PUTRAJAYA: A lawyer was clearly referring to three Federal Court judges when he wrote two articles critical of a court proceeding last year, Attorney-General Tommy Thomas said in a contempt of court case.
Thomas said Arunachalam Kasi, better known as Arun Kasi, was repeatedly referring to “the court” in highlighting five anomalies said to have been committed by the apex court bench on Nov 7.
“A reading of both articles will show it was an attack on the judiciary. To say otherwise is an insult to the intelligence of readers,” he said in his submission before a five-member Federal Court bench chaired by Ramly Ali today.
By lodging a report with the Malaysian Anti-Corruption Commission (MACC), Thomas said, Arun was insinuating that the judges were corrupt.

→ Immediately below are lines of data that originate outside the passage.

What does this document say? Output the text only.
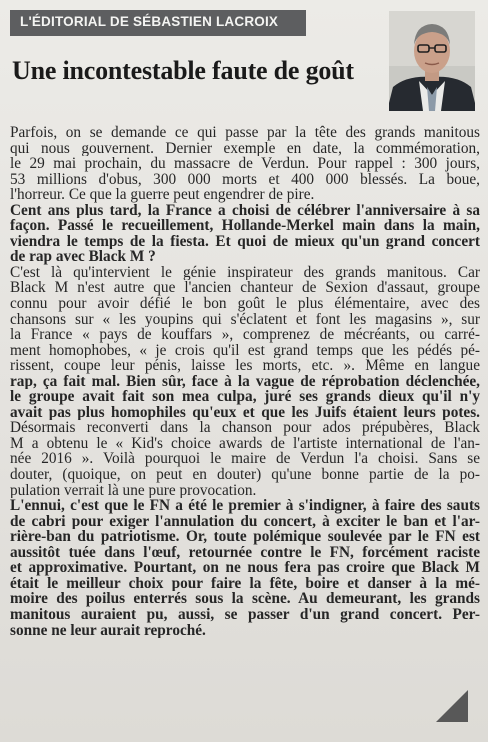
L'ÉDITORIAL DE SÉBASTIEN LACROIX
Une incontestable faute de goût
Parfois, on se demande ce qui passe par la tête des grands manitous
qui nous gouvernent. Dernier exemple en date, la commémoration,
le 29 mai prochain, du massacre de Verdun. Pour rappel : 300 jours,
53 millions d'obus, 300 000 morts et 400 000 blessés. La boue,
l'horreur. Ce que la guerre peut engendrer de pire.
Cent ans plus tard, la France a choisi de célébrer l'anniversaire à sa
façon. Passé le recueillement, Hollande-Merkel main dans la main,
viendra le temps de la fiesta. Et quoi de mieux qu'un grand concert
de rap avec Black M ?
C'est là qu'intervient le génie inspirateur des grands manitous. Car
Black M n'est autre que l'ancien chanteur de Sexion d'assaut, groupe
connu pour avoir défié le bon goût le plus élémentaire, avec des
chansons sur « les youpins qui s'éclatent et font les magasins », sur
la France « pays de kouffars », comprenez de mécréants, ou carré-
ment homophobes, « je crois qu'il est grand temps que les pédés pé-
rissent, coupe leur pénis, laisse les morts, etc. ». Même en langue
rap, ça fait mal. Bien sûr, face à la vague de réprobation déclenchée,
le groupe avait fait son mea culpa, juré ses grands dieux qu'il n'y
avait pas plus homophiles qu'eux et que les Juifs étaient leurs potes.
Désormais reconverti dans la chanson pour ados prépubères, Black
M a obtenu le « Kid's choice awards de l'artiste international de l'an-
née 2016 ». Voilà pourquoi le maire de Verdun l'a choisi. Sans se
douter, (quoique, on peut en douter) qu'une bonne partie de la po-
pulation verrait là une pure provocation.
L'ennui, c'est que le FN a été le premier à s'indigner, à faire des sauts
de cabri pour exiger l'annulation du concert, à exciter le ban et l'ar-
rière-ban du patriotisme. Or, toute polémique soulevée par le FN est
aussitôt tuée dans l'œuf, retournée contre le FN, forcément raciste
et approximative. Pourtant, on ne nous fera pas croire que Black M
était le meilleur choix pour faire la fête, boire et danser à la mé-
moire des poilus enterrés sous la scène. Au demeurant, les grands
manitous auraient pu, aussi, se passer d'un grand concert. Per-
sonne ne leur aurait reproché.
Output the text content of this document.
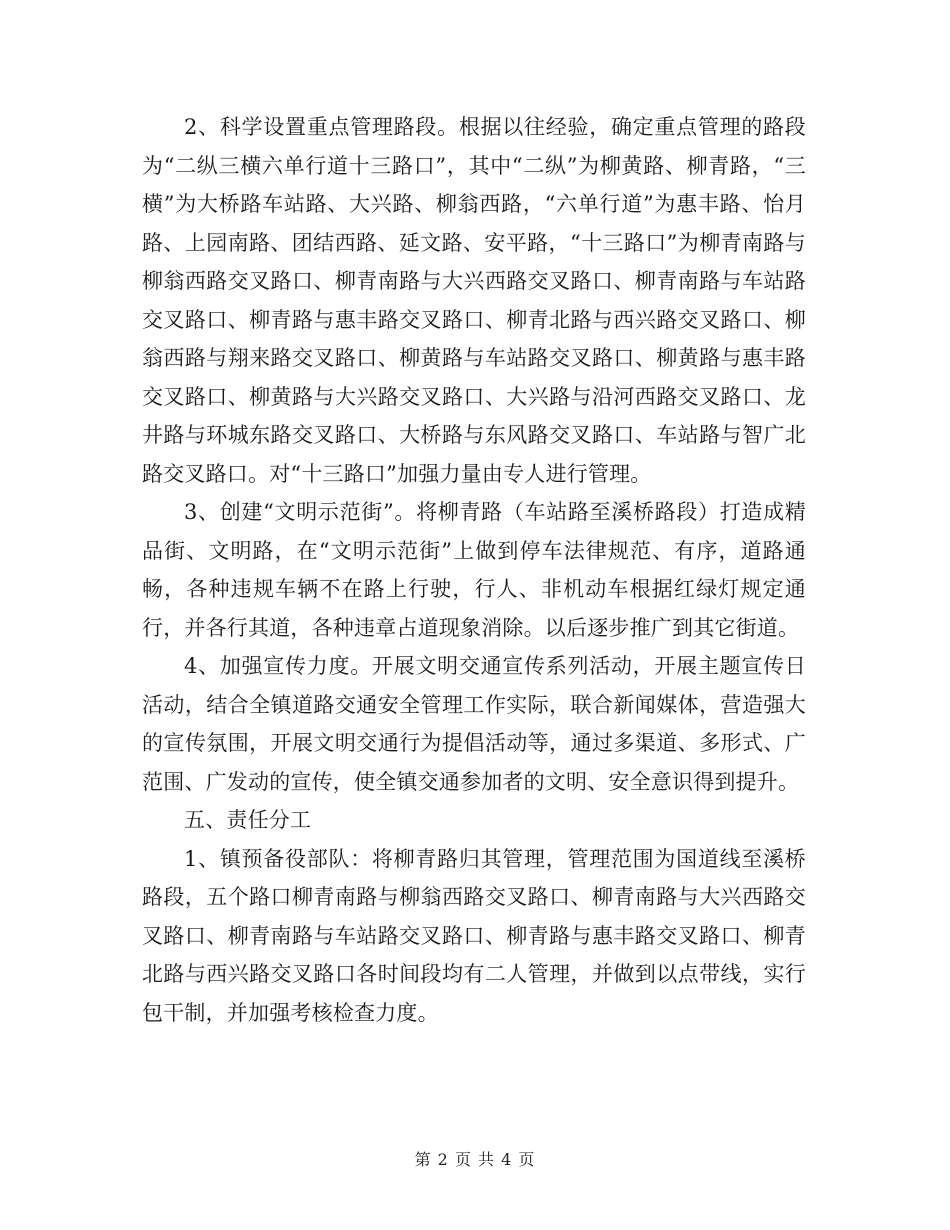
2、科学设置重点管理路段。根据以往经验，确定重点管理的路段为“二纵三横六单行道十三路口”，其中“二纵”为柳黄路、柳青路，“三横”为大桥路车站路、大兴路、柳翁西路，“六单行道”为惠丰路、怡月路、上园南路、团结西路、延文路、安平路，“十三路口”为柳青南路与柳翁西路交叉路口、柳青南路与大兴西路交叉路口、柳青南路与车站路交叉路口、柳青路与惠丰路交叉路口、柳青北路与西兴路交叉路口、柳翁西路与翔来路交叉路口、柳黄路与车站路交叉路口、柳黄路与惠丰路交叉路口、柳黄路与大兴路交叉路口、大兴路与沿河西路交叉路口、龙井路与环城东路交叉路口、大桥路与东风路交叉路口、车站路与智广北路交叉路口。对“十三路口”加强力量由专人进行管理。

3、创建“文明示范街”。将柳青路（车站路至溪桥路段）打造成精品街、文明路，在“文明示范街”上做到停车法律规范、有序，道路通畅，各种违规车辆不在路上行驶，行人、非机动车根据红绿灯规定通行，并各行其道，各种违章占道现象消除。以后逐步推广到其它街道。

4、加强宣传力度。开展文明交通宣传系列活动，开展主题宣传日活动，结合全镇道路交通安全管理工作实际，联合新闻媒体，营造强大的宣传氛围，开展文明交通行为提倡活动等，通过多渠道、多形式、广范围、广发动的宣传，使全镇交通参加者的文明、安全意识得到提升。

五、责任分工

1、镇预备役部队：将柳青路归其管理，管理范围为国道线至溪桥路段，五个路口柳青南路与柳翁西路交叉路口、柳青南路与大兴西路交叉路口、柳青南路与车站路交叉路口、柳青路与惠丰路交叉路口、柳青北路与西兴路交叉路口各时间段均有二人管理，并做到以点带线，实行包干制，并加强考核检查力度。

第 2 页 共 4 页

Thomas said it was definitely misleading for Arun’s lawyer to claim that their client was referring to the other parties – Leap Modulation Sdn Bhd, PCP Construction Sdn Bhd, and Asian International Arbitration Centre (AIAC) Malaysia.
He said Arun could not be referring to the MACC either, where he had gone to lodge a complaint.
The articles, published on the Aliran website, were under the headlines “How a dissenting judgment sparked a major judicial crisis” on Feb 16 and “Tommy Thomas must look into arbitration centre that sparked the judicial crisis” on Feb 22.
A week later, Thomas obtained leave from the Federal Court to initiate contempt proceedings against Arun on the grounds that the articles had scandalised judges of the Federal Court.
Thomas said freedom of speech was not absolute and there were limitations, such as contempt of court.
“Nonetheless, litigants and the public are permitted to criticise judges and the court as justice is not a cloistered virtue,” he said.
However, he said, a balance must be struck between free speech and criticism as well as against contempt of court.
“In this case, we are of the view Arun’s articles were contemptuous,” he said, adding that the integrity of the judiciary must be protected rather than that of individual judges.
Thomas said there was no evidence that Arun had made an attempt to correct his articles which he claimed was edited by Aliran.
“He is claiming that Aliran sensationalised his articles but he did nothing to rectify them. He is now trying to pass the responsibility to Aliran,” he said.
Thomas said Arun was a stranger to claim the Federal Court proceeding was highly irregular.
He said the AIAC applied to become intervener as judge Hamid Sultan Abu Backer had attacked the organisation when it was not a party to an action between Leap Modulation and PCP Construction.
“The Federal Court was absolutely correct to allow the expungement as the judge had gone off tangent,” he said.
Lawyer Bastian Pius Vendargon said his client was inspired to write both articles as the Federal Court proceeding was irregular.
He said usually the apex court in civil cases would first hear a leave to appeal application.
“Only after leave was granted, parties can intervene to expunge parts of a judgment,” he said.
Vendargon said in this case intervention and expungement took place first followed by the leave application.
“Arun claimed this was unprecedented and in his articles, he only asked the MACC to investigate the parties (Leap Modulation and PCP Construction) and AIAC,” he said.
Bastian said Arun never asked the MACC to investigate the judge although he had filed a MACC report.
Co-counsel Mohamed Haniff Khatri Abdulla also questioned why neither Thomas nor his officers had appeared in the court to defend Hamid when AIAC made the expungement application.
“An affidavit was sent to the Attorney-General’s Chambers but neither he nor his officers turned up to represent Hamid,” he said.
Haniff said nothing in the articles insinuated that the three judges should be investigated by the MACC.
“This court must look into the procedural irregularity of the proceeding as the liberty of Arun could be affected (if found guilty of contempt),” he said.
The court will deliver its ruling on April 23.